Und was geschieht, wenn wir beide den gleichen Lottogewinn manifestieren? Wer bekommt ihn dann, oder wird er geteilt? Und was ist, wenn tausende andere Menschen das auch tun? Selbst wenn wir dann alle gewinnen würden, wäre der Gewinn durch das Teilen nur noch einen Bruchteil der ursprünglichen Summe wert.

Spätestens an diesem Punkt wird doch offensichtlich, dass wir Menschen eben nicht für alles, was in unserem Leben passiert, verantwortlich sind. Wir können vieles in unserem ErLeben ändern, wenn wir uns selbst besser verstehen. Und wir sind dazu in der Lage, unsere Einstellung zu Situationen zu hinterfragen, die wir nicht ändern können. 

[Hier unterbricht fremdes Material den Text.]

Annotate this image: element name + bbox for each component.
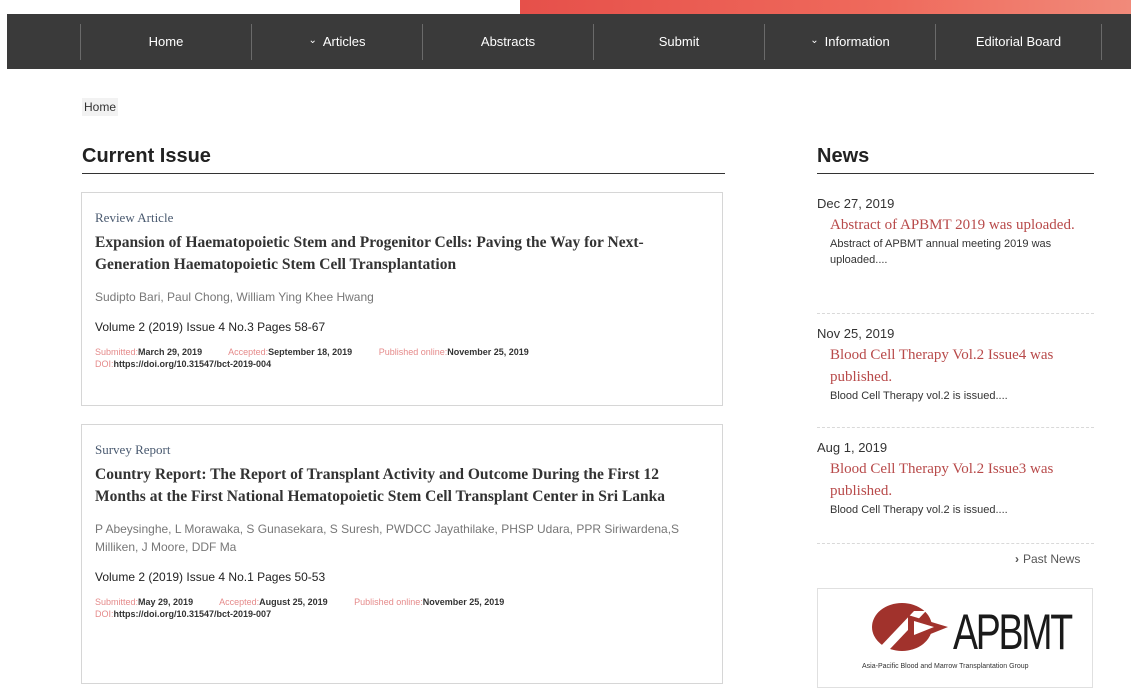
past-news-link[interactable]: › Past News — [1015, 552, 1080, 566]
apbmt-logo-subtitle: Asia-Pacific Blood and Marrow Transplant… — [862, 663, 1029, 670]
submitted-date: May 29, 2019 — [138, 597, 194, 607]
nav-articles[interactable]: ⌄ Articles — [251, 23, 422, 60]
news-title-link[interactable]: Abstract of APBMT 2019 was uploaded. — [830, 214, 1094, 236]
nav-articles-label: Articles — [322, 34, 366, 49]
article-dates: Submitted:March 29, 2019 Accepted:Septem… — [95, 346, 709, 370]
news-summary: Abstract of APBMT annual meeting 2019 wa… — [830, 238, 1052, 266]
accepted-date: August 25, 2019 — [259, 597, 328, 607]
header-decoration — [520, 0, 1131, 14]
submitted-label: Submitted: — [95, 597, 139, 607]
apbmt-logo-mark-icon — [872, 603, 948, 651]
accepted-label: Accepted: — [228, 347, 269, 357]
submitted-date: March 29, 2019 — [138, 347, 203, 357]
news-summary: Blood Cell Therapy vol.2 is issued.... — [830, 390, 1008, 402]
article-card: Survey Report Country Report: The Report… — [81, 424, 723, 684]
nav-abstracts[interactable]: Abstracts — [422, 23, 593, 60]
chevron-down-icon: ⌄ — [308, 35, 317, 46]
nav-home[interactable]: Home — [80, 23, 251, 60]
apbmt-banner[interactable]: APBMT Asia-Pacific Blood and Marrow Tran… — [817, 588, 1093, 688]
news-heading: News — [817, 145, 1094, 174]
nav-submit-label: Submit — [658, 34, 700, 49]
nav-editorial-board[interactable]: Editorial Board — [935, 23, 1102, 60]
doi-link[interactable]: https://doi.org/10.31547/bct-2019-007 — [114, 609, 272, 619]
article-volume: Volume 2 (2019) Issue 4 No.1 Pages 50-53 — [95, 570, 326, 584]
breadcrumb[interactable]: Home — [82, 98, 119, 116]
nav-editorial-board-label: Editorial Board — [975, 34, 1062, 49]
news-item: Aug 1, 2019 Blood Cell Therapy Vol.2 Iss… — [817, 440, 1094, 544]
news-date: Dec 27, 2019 — [817, 196, 895, 211]
article-type: Survey Report — [95, 442, 171, 457]
published-label: Published online: — [354, 597, 423, 607]
accepted-date: September 18, 2019 — [268, 347, 353, 357]
article-dates: Submitted:May 29, 2019 Accepted:August 2… — [95, 596, 709, 620]
news-title-link[interactable]: Blood Cell Therapy Vol.2 Issue3 was publ… — [830, 458, 1094, 502]
news-summary: Blood Cell Therapy vol.2 is issued.... — [830, 504, 1008, 516]
published-date: November 25, 2019 — [422, 597, 505, 607]
doi-label: DOI: — [95, 359, 114, 369]
nav-information-label: Information — [824, 34, 890, 49]
doi-link[interactable]: https://doi.org/10.31547/bct-2019-004 — [114, 359, 272, 369]
nav-home-label: Home — [148, 34, 184, 49]
past-news-label: Past News — [1023, 552, 1081, 566]
chevron-down-icon: ⌄ — [810, 35, 819, 46]
accepted-label: Accepted: — [219, 597, 260, 607]
article-card: Review Article Expansion of Haematopoiet… — [81, 192, 723, 406]
nav-information[interactable]: ⌄ Information — [764, 23, 935, 60]
apbmt-logo-text: APBMT — [953, 604, 1073, 660]
article-type: Review Article — [95, 210, 174, 225]
article-volume: Volume 2 (2019) Issue 4 No.3 Pages 58-67 — [95, 320, 326, 334]
published-date: November 25, 2019 — [447, 347, 529, 357]
article-title-link[interactable]: Country Report: The Report of Transplant… — [95, 464, 709, 508]
current-issue-heading: Current Issue — [82, 145, 725, 174]
main-navbar: Home ⌄ Articles Abstracts Submit ⌄ Infor… — [7, 14, 1131, 69]
submitted-label: Submitted: — [95, 347, 139, 357]
news-title-link[interactable]: Blood Cell Therapy Vol.2 Issue4 was publ… — [830, 344, 1094, 388]
article-title-link[interactable]: Expansion of Haematopoietic Stem and Pro… — [95, 232, 709, 276]
news-item: Nov 25, 2019 Blood Cell Therapy Vol.2 Is… — [817, 326, 1094, 428]
chevron-right-icon: › — [1015, 552, 1019, 566]
published-label: Published online: — [378, 347, 448, 357]
article-authors: Sudipto Bari, Paul Chong, William Ying K… — [95, 290, 374, 304]
article-authors: P Abeysinghe, L Morawaka, S Gunasekara, … — [95, 522, 680, 554]
news-date: Nov 25, 2019 — [817, 326, 895, 341]
doi-label: DOI: — [95, 609, 114, 619]
nav-submit[interactable]: Submit — [593, 23, 764, 60]
news-date: Aug 1, 2019 — [817, 440, 888, 455]
news-item: Dec 27, 2019 Abstract of APBMT 2019 was … — [817, 196, 1094, 314]
nav-abstracts-label: Abstracts — [480, 34, 536, 49]
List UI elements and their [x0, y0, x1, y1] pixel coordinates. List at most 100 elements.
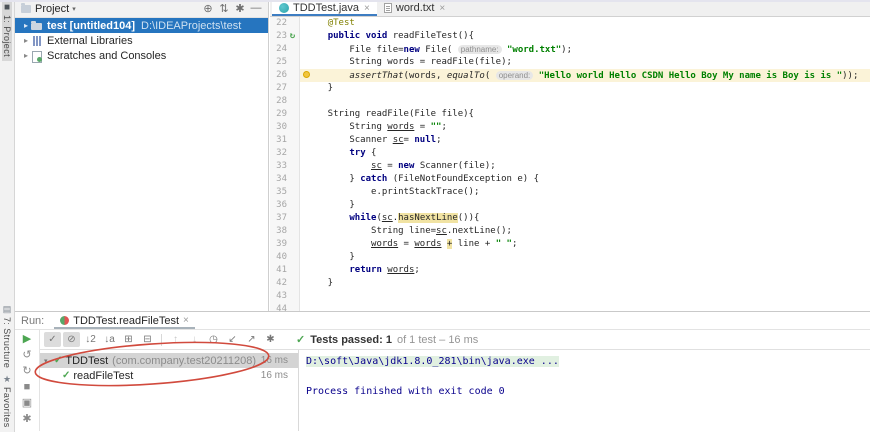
chevron-down-icon[interactable]: ▾: [72, 5, 76, 13]
gutter-fold-area: [287, 225, 298, 238]
project-tree-item[interactable]: ▸test [untitled104]D:\IDEAProjects\test: [15, 18, 268, 33]
rerun-failed-tests-icon[interactable]: ↺: [19, 348, 35, 362]
more-settings-icon[interactable]: ✱: [19, 412, 35, 426]
code-text: e.printStackTrace();: [300, 186, 870, 199]
export-test-results-icon[interactable]: ↗: [243, 332, 260, 347]
project-tree-item[interactable]: ▸Scratches and Consoles: [15, 48, 268, 63]
settings-icon[interactable]: ✱: [232, 2, 248, 15]
code-line[interactable]: 41 return words;: [270, 264, 870, 277]
code-line[interactable]: 23↻ public void readFileTest(){: [270, 30, 870, 43]
test-history-icon[interactable]: ◷: [205, 332, 222, 347]
code-line[interactable]: 38 String line=sc.nextLine();: [270, 225, 870, 238]
editor-gutter: 33: [270, 160, 300, 173]
code-line[interactable]: 30 String words = "";: [270, 121, 870, 134]
close-icon[interactable]: ×: [183, 315, 189, 326]
code-line[interactable]: 24 File file=new File( pathname: "word.t…: [270, 43, 870, 56]
project-icon: ■: [4, 2, 10, 13]
sort-alphabetically-icon[interactable]: ↓a: [101, 332, 118, 347]
code-text: File file=new File( pathname: "word.txt"…: [300, 43, 870, 56]
hide-panel-icon[interactable]: —: [248, 2, 264, 15]
dump-threads-icon[interactable]: ▣: [19, 396, 35, 410]
code-line[interactable]: 44: [270, 303, 870, 311]
tool-window-button-project[interactable]: ■ 1: Project: [2, 0, 12, 61]
code-line[interactable]: 37 while(sc.hasNextLine()){: [270, 212, 870, 225]
line-number: 40: [270, 251, 287, 264]
code-line[interactable]: 29 String readFile(File file){: [270, 108, 870, 121]
editor-gutter: 32: [270, 147, 300, 160]
test-name: TDDTest: [65, 355, 108, 367]
chevron-right-icon[interactable]: ▸: [21, 51, 31, 60]
code-line[interactable]: 28: [270, 95, 870, 108]
editor-gutter: 34: [270, 173, 300, 186]
code-line[interactable]: 31 Scanner sc= null;: [270, 134, 870, 147]
run-console[interactable]: D:\soft\Java\jdk1.8.0_281\bin\java.exe .…: [298, 350, 870, 431]
editor-body[interactable]: 22 @Test23↻ public void readFileTest(){2…: [270, 17, 870, 311]
show-ignored-icon[interactable]: ⊘: [63, 332, 80, 347]
editor-gutter: 29: [270, 108, 300, 121]
line-number: 24: [270, 43, 287, 56]
editor-tab[interactable]: word.txt×: [377, 0, 452, 16]
line-number: 33: [270, 160, 287, 173]
collapse-all-icon[interactable]: ⇅: [216, 2, 232, 15]
code-line[interactable]: 40 }: [270, 251, 870, 264]
project-panel-title[interactable]: Project: [35, 3, 69, 15]
show-passed-icon[interactable]: ✓: [44, 332, 61, 347]
test-settings-icon[interactable]: ✱: [262, 332, 279, 347]
editor-tab[interactable]: TDDTest.java×: [272, 0, 377, 16]
code-text: String words = "";: [300, 121, 870, 134]
structure-icon: ▤: [3, 304, 12, 315]
intention-bulb-icon[interactable]: [303, 71, 310, 78]
code-text: public void readFileTest(){: [300, 30, 870, 43]
code-line[interactable]: 27 }: [270, 82, 870, 95]
code-text: while(sc.hasNextLine()){: [300, 212, 870, 225]
test-tree-row[interactable]: ▾✓TDDTest(com.company.test20211208)16 ms: [40, 353, 298, 368]
code-line[interactable]: 25 String words = readFile(file);: [270, 56, 870, 69]
close-icon[interactable]: ×: [364, 3, 370, 14]
gutter-fold-area: [287, 43, 298, 56]
test-tree-row[interactable]: ✓readFileTest16 ms: [40, 368, 298, 383]
locate-icon[interactable]: ⊕: [200, 2, 216, 15]
code-line[interactable]: 43: [270, 290, 870, 303]
previous-failed-test-icon[interactable]: ↑: [167, 332, 184, 347]
stop-icon[interactable]: ■: [19, 380, 35, 394]
code-text: String readFile(File file){: [300, 108, 870, 121]
project-tree-item[interactable]: ▸External Libraries: [15, 33, 268, 48]
toggle-auto-test-icon[interactable]: ↻: [19, 364, 35, 378]
run-test-gutter-icon[interactable]: ↻: [287, 30, 298, 43]
tests-passed-detail: of 1 test – 16 ms: [397, 334, 478, 346]
code-text: [300, 95, 870, 108]
close-icon[interactable]: ×: [439, 3, 445, 14]
line-number: 35: [270, 186, 287, 199]
code-line[interactable]: 34 } catch (FileNotFoundException e) {: [270, 173, 870, 186]
rerun-icon[interactable]: ▶: [19, 332, 35, 346]
code-line[interactable]: 36 }: [270, 199, 870, 212]
tests-passed-check-icon: ✓: [296, 333, 305, 346]
chevron-right-icon[interactable]: ▸: [21, 36, 31, 45]
code-line[interactable]: 32 try {: [270, 147, 870, 160]
tool-window-button-label: 1: Project: [2, 15, 12, 57]
sort-by-duration-icon[interactable]: ↓2: [82, 332, 99, 347]
gutter-fold-area: [287, 290, 298, 303]
collapse-all-icon[interactable]: ⊟: [139, 332, 156, 347]
code-text: [300, 303, 870, 311]
chevron-right-icon[interactable]: ▸: [21, 21, 31, 30]
gutter-fold-area: [287, 251, 298, 264]
tool-window-button-label: Favorites: [2, 387, 12, 428]
code-line[interactable]: 42 }: [270, 277, 870, 290]
project-tree-item-label: test [untitled104]: [47, 20, 135, 32]
tool-window-button-structure[interactable]: ▤7: Structure: [2, 302, 12, 372]
run-config-tab[interactable]: TDDTest.readFileTest ×: [54, 312, 195, 329]
chevron-down-icon[interactable]: ▾: [44, 357, 54, 365]
next-failed-test-icon[interactable]: ↓: [186, 332, 203, 347]
console-line: Process finished with exit code 0: [306, 384, 870, 399]
code-line[interactable]: 22 @Test: [270, 17, 870, 30]
expand-all-icon[interactable]: ⊞: [120, 332, 137, 347]
code-line[interactable]: 39 words = words + line + " ";: [270, 238, 870, 251]
code-line[interactable]: 35 e.printStackTrace();: [270, 186, 870, 199]
tool-window-button-favorites[interactable]: ★Favorites: [2, 372, 12, 432]
code-line[interactable]: 26 assertThat(words, equalTo( operand: "…: [270, 69, 870, 82]
import-test-results-icon[interactable]: ↙: [224, 332, 241, 347]
code-line[interactable]: 33 sc = new Scanner(file);: [270, 160, 870, 173]
run-label: Run:: [21, 315, 44, 327]
code-text: }: [300, 199, 870, 212]
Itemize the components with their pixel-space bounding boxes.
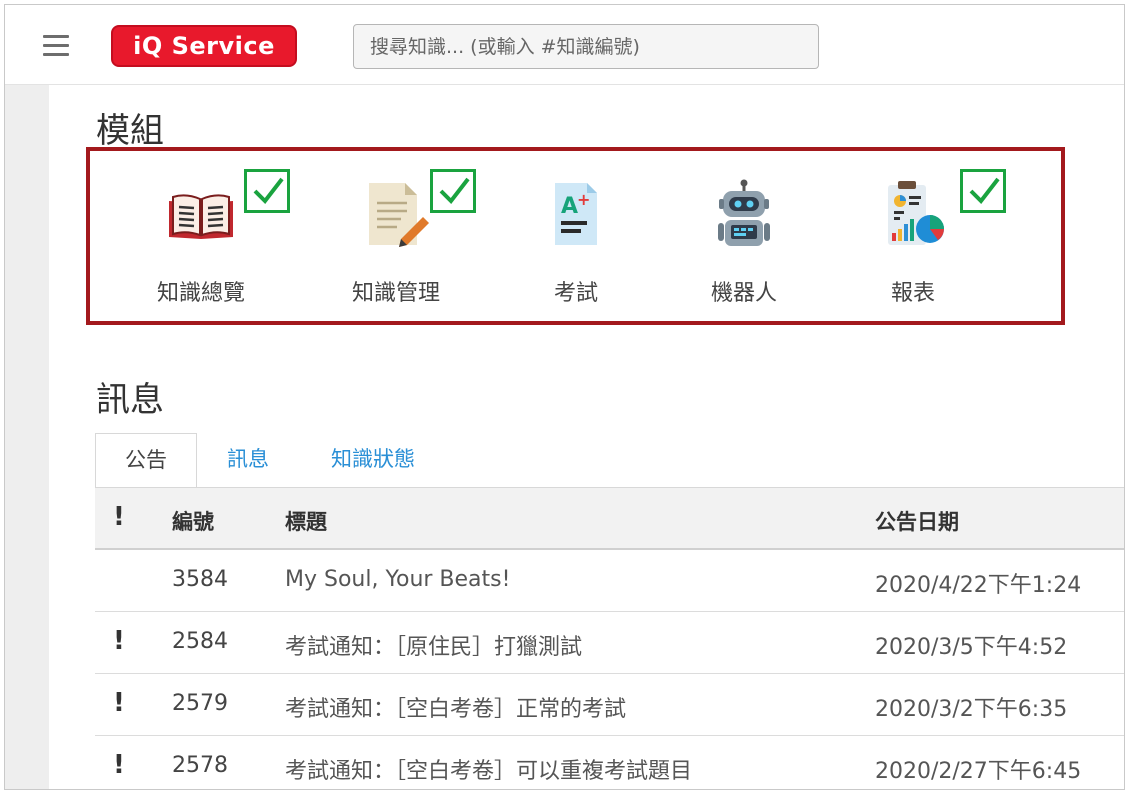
row-date: 2020/4/22下午1:24 xyxy=(875,573,1082,598)
document-pencil-icon xyxy=(361,179,431,249)
svg-text:A: A xyxy=(561,194,578,219)
app-frame: iQ Service 模組 知識總 xyxy=(4,4,1125,790)
logo-text: iQ Service xyxy=(133,32,275,60)
important-flag: ! xyxy=(113,750,125,780)
tab-knowledge-status[interactable]: 知識狀態 xyxy=(317,433,429,488)
table-row[interactable]: 3584 My Soul, Your Beats! 2020/4/22下午1:2… xyxy=(95,550,1124,612)
row-date: 2020/3/5下午4:52 xyxy=(875,635,1068,660)
tab-messages[interactable]: 訊息 xyxy=(215,433,281,488)
report-chart-icon xyxy=(878,179,948,249)
left-sidebar-strip xyxy=(5,85,49,789)
important-flag: ! xyxy=(113,626,125,656)
robot-icon xyxy=(709,179,779,249)
module-exam[interactable]: A + 考試 xyxy=(501,151,651,321)
messages-heading: 訊息 xyxy=(96,380,164,420)
column-header-flag[interactable]: ! xyxy=(113,502,125,532)
module-label: 知識管理 xyxy=(351,281,440,306)
tab-announcements[interactable]: 公告 xyxy=(95,433,197,488)
row-title-link[interactable]: 考試通知：［空白考卷］正常的考試 xyxy=(285,691,626,723)
table-row[interactable]: ! 2579 考試通知：［空白考卷］正常的考試 2020/3/2下午6:35 xyxy=(95,674,1124,736)
module-label: 考試 xyxy=(553,281,598,306)
row-title-link[interactable]: 考試通知：［原住民］打獵測試 xyxy=(285,629,582,661)
checkbox-checked-icon[interactable] xyxy=(430,169,476,213)
hamburger-menu-icon[interactable] xyxy=(43,35,69,57)
module-label: 機器人 xyxy=(710,281,777,306)
checkbox-checked-icon[interactable] xyxy=(960,169,1006,213)
row-title-link[interactable]: 考試通知：［空白考卷］可以重複考試題目 xyxy=(285,753,692,785)
modules-panel: 知識總覽 知識管理 A + 考試 機器人 報表 xyxy=(86,147,1065,325)
column-header-id[interactable]: 編號 xyxy=(172,506,214,536)
table-row[interactable]: ! 2584 考試通知：［原住民］打獵測試 2020/3/5下午4:52 xyxy=(95,612,1124,674)
table-row[interactable]: ! 2578 考試通知：［空白考卷］可以重複考試題目 2020/2/27下午6:… xyxy=(95,736,1124,789)
row-id: 2584 xyxy=(172,629,228,654)
top-bar: iQ Service xyxy=(5,5,1124,85)
row-id: 2578 xyxy=(172,753,228,778)
iq-service-logo[interactable]: iQ Service xyxy=(111,25,297,67)
row-date: 2020/2/27下午6:45 xyxy=(875,759,1082,784)
module-label: 報表 xyxy=(890,281,935,306)
row-id: 3584 xyxy=(172,567,228,592)
modules-heading: 模組 xyxy=(96,111,164,151)
row-date: 2020/3/2下午6:35 xyxy=(875,697,1068,722)
search-input[interactable] xyxy=(353,24,819,69)
table-header: ! 編號 標題 公告日期 xyxy=(95,488,1124,550)
module-label: 知識總覽 xyxy=(156,281,245,306)
exam-grade-icon: A + xyxy=(541,179,611,249)
column-header-title[interactable]: 標題 xyxy=(285,506,327,536)
important-flag: ! xyxy=(113,688,125,718)
svg-text:+: + xyxy=(577,190,590,209)
row-title-link[interactable]: My Soul, Your Beats! xyxy=(285,567,510,592)
column-header-date[interactable]: 公告日期 xyxy=(875,506,959,536)
row-id: 2579 xyxy=(172,691,228,716)
open-book-icon xyxy=(166,179,236,249)
checkbox-checked-icon[interactable] xyxy=(244,169,290,213)
module-robot[interactable]: 機器人 xyxy=(669,151,819,321)
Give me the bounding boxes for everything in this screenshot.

Doch es gibt Grenzen. Und wenn es um irgendeine Form der physischen Veränderung geht – wir beispielsweise mehr Geld verdienen wollen –  macht es Sinn, über unsere Vorstellungskraft hinaus ins Handeln zu kommen.

Manifestieren, wie „The Secret“ es vermittelt, ist Murks. 

Mind your beliefs.

MindMuse Simone

P.S.:

Falls du an weiteren kritischen Beiträgen über das Manifestieren interessiert bist, empfehle ich dir die Videos  „Wünsche manifestieren per Quantenphysik“ der Quarks Science Cops und/oder „the law of attraction: fact or fiction?“ von James Jani (Englisch) auf YouTube.